Когда наконец предметы мечтаний принес портной Магелойм и мало-помалу собрались в комнате Генриха все нужные вещи, ценою, впрочем, далеко превосходившие предварительное исчисление, — дождавшись первого воскресенья, Генрих вышел за ворота первый раз в жизни один и решительным франтом. Но с первых же шагов Генрих показал, что ему не бывать гордым магазинным львом, проникнутым сознанием красот своего костюма. Дойдя до соседнего дома, у которого строился забор, он поравнялся с девочкой лет пятнадцати, очень бедно одетой. Девочка стояла на панели и, придерживая одной рукой поставленную на тумбу огромную корзину с набранными у забора щепками, другой рукой сделала какой-то нерешительный жест проходившему мимо служивому; но служивый ничего не заметил.

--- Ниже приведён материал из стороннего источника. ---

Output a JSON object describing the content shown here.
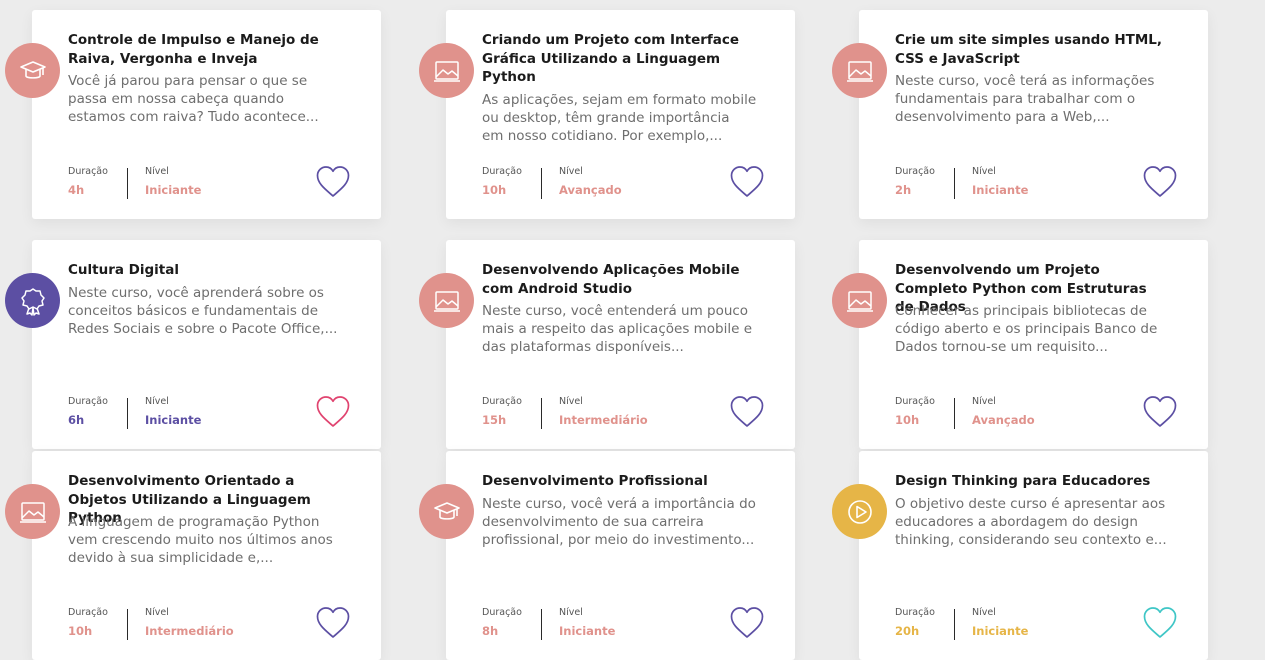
{
  "labels": {
    "duration": "Duração",
    "level": "Nível"
  },
  "courses": [
    {
      "title": "Controle de Impulso e Manejo de Raiva, Vergonha e Inveja",
      "description": "Você já parou para pensar o que se\npassa em nossa cabeça quando\nestamos com raiva? Tudo acontece...",
      "duration": "4h",
      "level": "Iniciante",
      "icon": "graduation-cap-icon",
      "badge_color": "#e0928c",
      "value_color": "#e0928c",
      "heart_color": "#5c4fa3"
    },
    {
      "title": "Criando um Projeto com Interface Gráfica Utilizando a Linguagem Python",
      "description": "As aplicações, sejam em formato mobile\nou desktop, têm grande importância\nem nosso cotidiano. Por exemplo,...",
      "duration": "10h",
      "level": "Avançado",
      "icon": "image-frame-icon",
      "badge_color": "#e0928c",
      "value_color": "#e0928c",
      "heart_color": "#5c4fa3"
    },
    {
      "title": "Crie um site simples usando HTML, CSS e JavaScript",
      "description": "Neste curso, você terá as informações\nfundamentais para trabalhar com o\ndesenvolvimento para a Web,...",
      "duration": "2h",
      "level": "Iniciante",
      "icon": "image-frame-icon",
      "badge_color": "#e0928c",
      "value_color": "#e0928c",
      "heart_color": "#5c4fa3"
    },
    {
      "title": "Cultura Digital",
      "description": "Neste curso, você aprenderá sobre os\nconceitos básicos e fundamentais de\nRedes Sociais e sobre o Pacote Office,...",
      "duration": "6h",
      "level": "Iniciante",
      "icon": "award-ribbon-icon",
      "badge_color": "#5c4fa3",
      "value_color": "#5c4fa3",
      "heart_color": "#e0436f"
    },
    {
      "title": "Desenvolvendo Aplicações Mobile com Android Studio",
      "description": "Neste curso, você entenderá um pouco\nmais a respeito das aplicações mobile e\ndas plataformas disponíveis...",
      "duration": "15h",
      "level": "Intermediário",
      "icon": "image-frame-icon",
      "badge_color": "#e0928c",
      "value_color": "#e0928c",
      "heart_color": "#5c4fa3"
    },
    {
      "title": "Desenvolvendo um Projeto Completo Python com Estruturas de Dados",
      "description": "Conhecer as principais bibliotecas de\ncódigo aberto e os principais Banco de\nDados tornou-se um requisito...",
      "duration": "10h",
      "level": "Avançado",
      "icon": "image-frame-icon",
      "badge_color": "#e0928c",
      "value_color": "#e0928c",
      "heart_color": "#5c4fa3"
    },
    {
      "title": "Desenvolvimento Orientado a Objetos Utilizando a Linguagem Python",
      "description": "A linguagem de programação Python\nvem crescendo muito nos últimos anos\ndevido à sua simplicidade e,...",
      "duration": "10h",
      "level": "Intermediário",
      "icon": "image-frame-icon",
      "badge_color": "#e0928c",
      "value_color": "#e0928c",
      "heart_color": "#5c4fa3"
    },
    {
      "title": "Desenvolvimento Profissional",
      "description": "Neste curso, você verá a importância do\ndesenvolvimento de sua carreira\nprofissional, por meio do investimento...",
      "duration": "8h",
      "level": "Iniciante",
      "icon": "graduation-cap-icon",
      "badge_color": "#e0928c",
      "value_color": "#e0928c",
      "heart_color": "#5c4fa3"
    },
    {
      "title": "Design Thinking para Educadores",
      "description": "O objetivo deste curso é apresentar aos\neducadores a abordagem do design\nthinking, considerando seu contexto e...",
      "duration": "20h",
      "level": "Iniciante",
      "icon": "play-circle-icon",
      "badge_color": "#e6b547",
      "value_color": "#e6b547",
      "heart_color": "#3fc6c6"
    }
  ]
}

— Поднять, что ли, вам? — сказал Генрих и взялся за корзинку, совершенно забыв о своем щегольском костюме.

— Да-с! — отвечала девочка, вспыхнув от этой неожиданности.

И они принялись поднимать корзину, между тем как вблизи от них двое молодых магазинщиков, зевавших в дверях магазина, потешались от души над этой сценой.

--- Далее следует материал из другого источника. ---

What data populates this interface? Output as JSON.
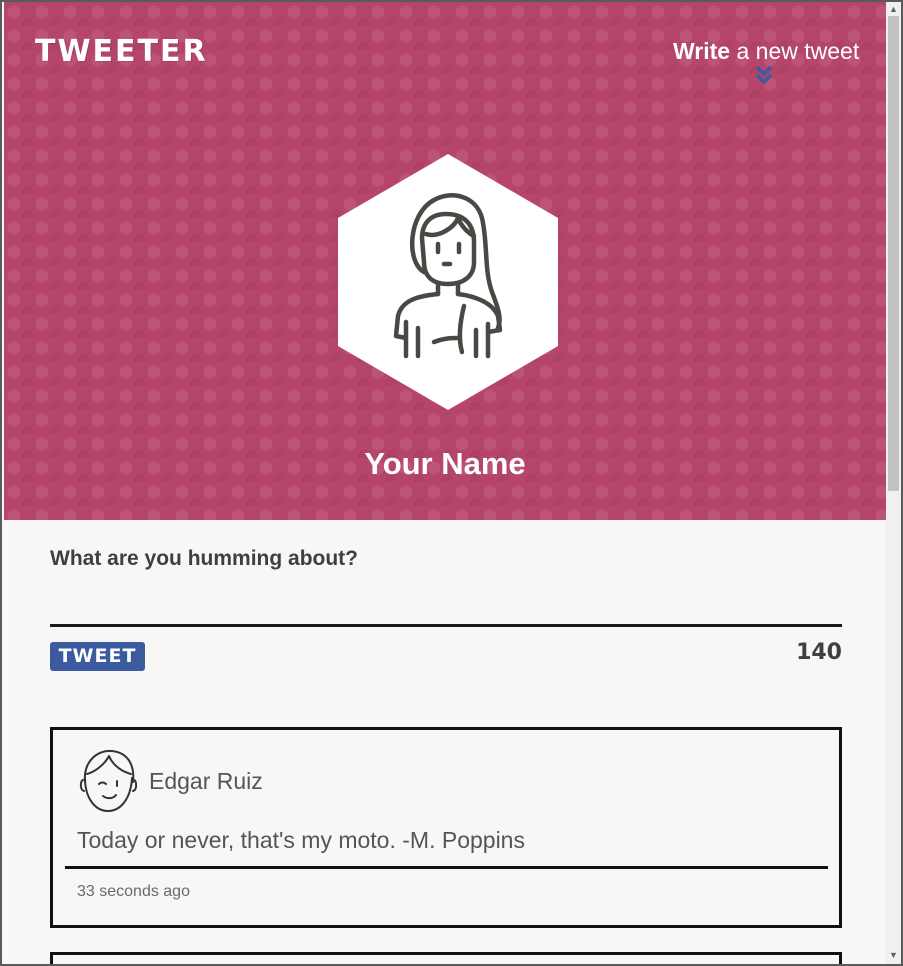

— Смотри, смотри! — говорил один. — Подымает!

— Подымает и есть! — заметил другой. — Вот умора!

— И в перчатках!

— В новых перчатках! Гляди: снова поставили на тумбу!

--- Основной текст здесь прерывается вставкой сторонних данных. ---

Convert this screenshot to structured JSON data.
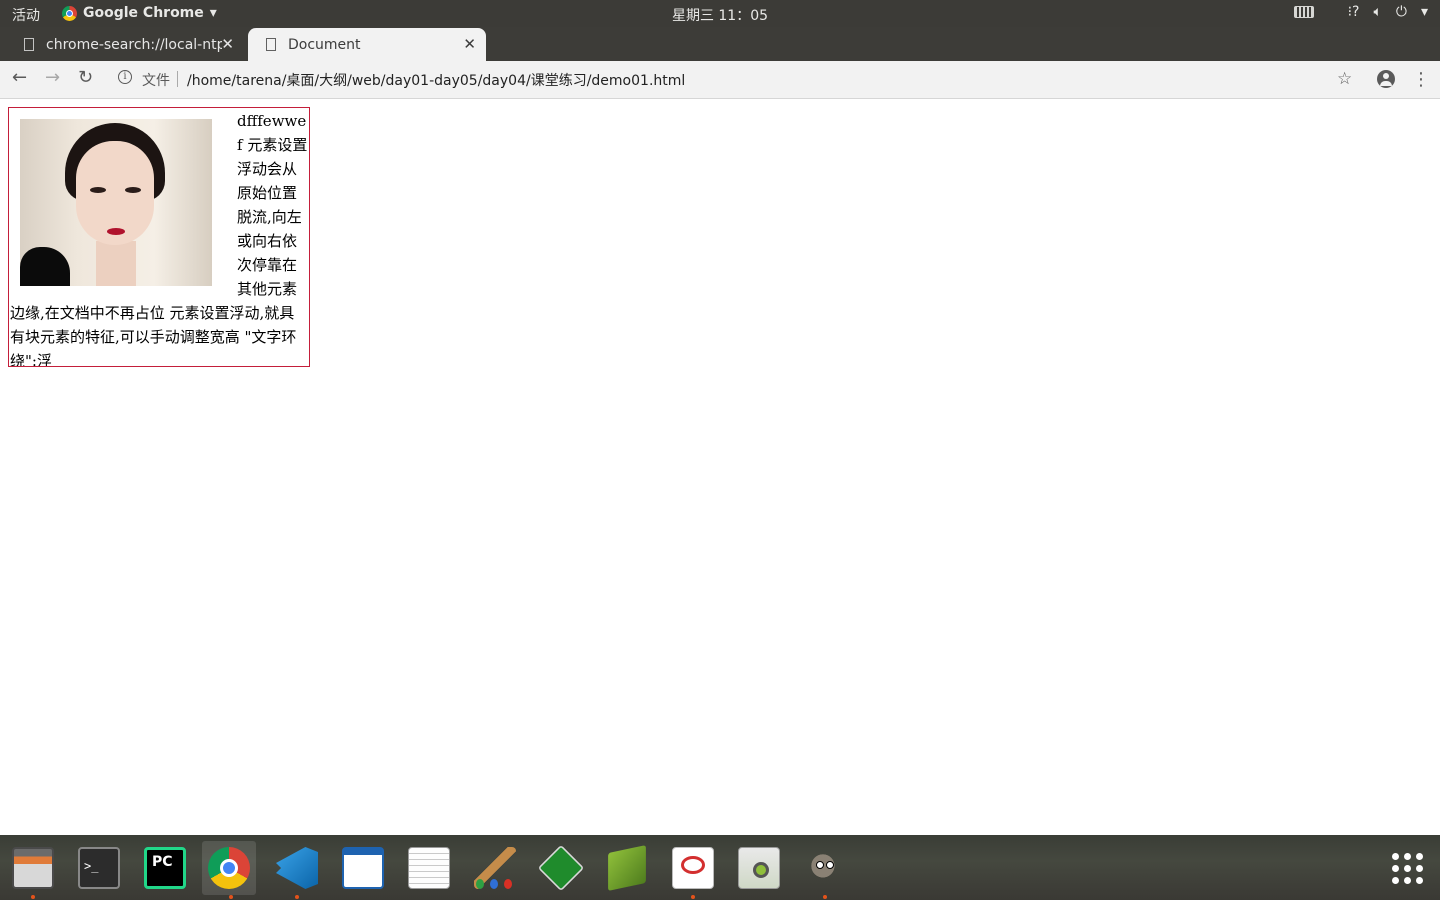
{
  "topbar": {
    "activities": "活动",
    "app_name": "Google Chrome",
    "clock": "星期三 11：05"
  },
  "tabs": [
    {
      "title": "chrome-search://local-ntp",
      "active": false
    },
    {
      "title": "Document",
      "active": true
    }
  ],
  "toolbar": {
    "security_label": "文件",
    "url": "/home/tarena/桌面/大纲/web/day01-day05/day04/课堂练习/demo01.html"
  },
  "page": {
    "text": "dfffewwef 元素设置浮动会从原始位置脱流,向左或向右依次停靠在其他元素边缘,在文档中不再占位 元素设置浮动,就具有块元素的特征,可以手动调整宽高 \"文字环绕\":浮",
    "box_border_color": "#c41e3a"
  },
  "dock": {
    "apps": [
      {
        "name": "files-icon",
        "running": true
      },
      {
        "name": "terminal-icon",
        "running": false
      },
      {
        "name": "pycharm-icon",
        "running": false
      },
      {
        "name": "chrome-icon",
        "running": true
      },
      {
        "name": "vscode-icon",
        "running": true
      },
      {
        "name": "writer-icon",
        "running": false
      },
      {
        "name": "text-editor-icon",
        "running": false
      },
      {
        "name": "paint-icon",
        "running": false
      },
      {
        "name": "vim-icon",
        "running": false
      },
      {
        "name": "book-icon",
        "running": false
      },
      {
        "name": "pdf-reader-icon",
        "running": true
      },
      {
        "name": "image-viewer-icon",
        "running": false
      },
      {
        "name": "gimp-icon",
        "running": true
      }
    ]
  }
}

Корзина в самом деле была опять опущена на тумбу, потому что между Генрихом и девочкой завязался разговор, когда глаза их встретились.

— Ах, это, кажется, вы, Александра…

Уменьшительным «Сашенька» Генрих не решился ее назвать, а отчество он забыл.

Девочка с минуту всматривалась в Генриха и вдруг радостно произнесла:

— Генрих!

— Узнали, узнали! — заговорил весело Генрих. — Где вы живете? Ну а жив ли ваш папенька?

— Не знаю, — отвечала девочка печально, — я живу с тетенькой; она говорит, что, может, жив, а может, и нет, — и всё сердится, что денег не присылает; даром, говорит, хлеб ешь…

Девочка заплакала. Генрих взял ее за руку и, задумавшись, смотрел то на корзину, то на одежду и загоревшее худое лицо девочки; потом он спросил:

— А шить вы умеете?

— Умею, — отвечала девочка, отирая слезы передником и снова улыбаясь, — да не умею кроить, а то бы…

— Ничего, — перебил Генрих, — по мерке можно. Я достал бы вам. И место приискал бы… Хотите? — спросил он решительно, желая успокоить девочку, а впрочем, у него вовсе не было в виду ни мерок, ни места.

Девочка благодарила и согласилась с радостью.

Затем Генрих, расспросив, где она живет, помог поднять ей корзину на голову, и они простились. Девочка пошла, едва переступая под тяжестью, а Генрих смотрел ей вслед, пока она не скрылась за углом; он припоминал ее грустное детство, ее безродность, подобную его собственной, только более беззащитную, — и жаль ему было бедной девочки.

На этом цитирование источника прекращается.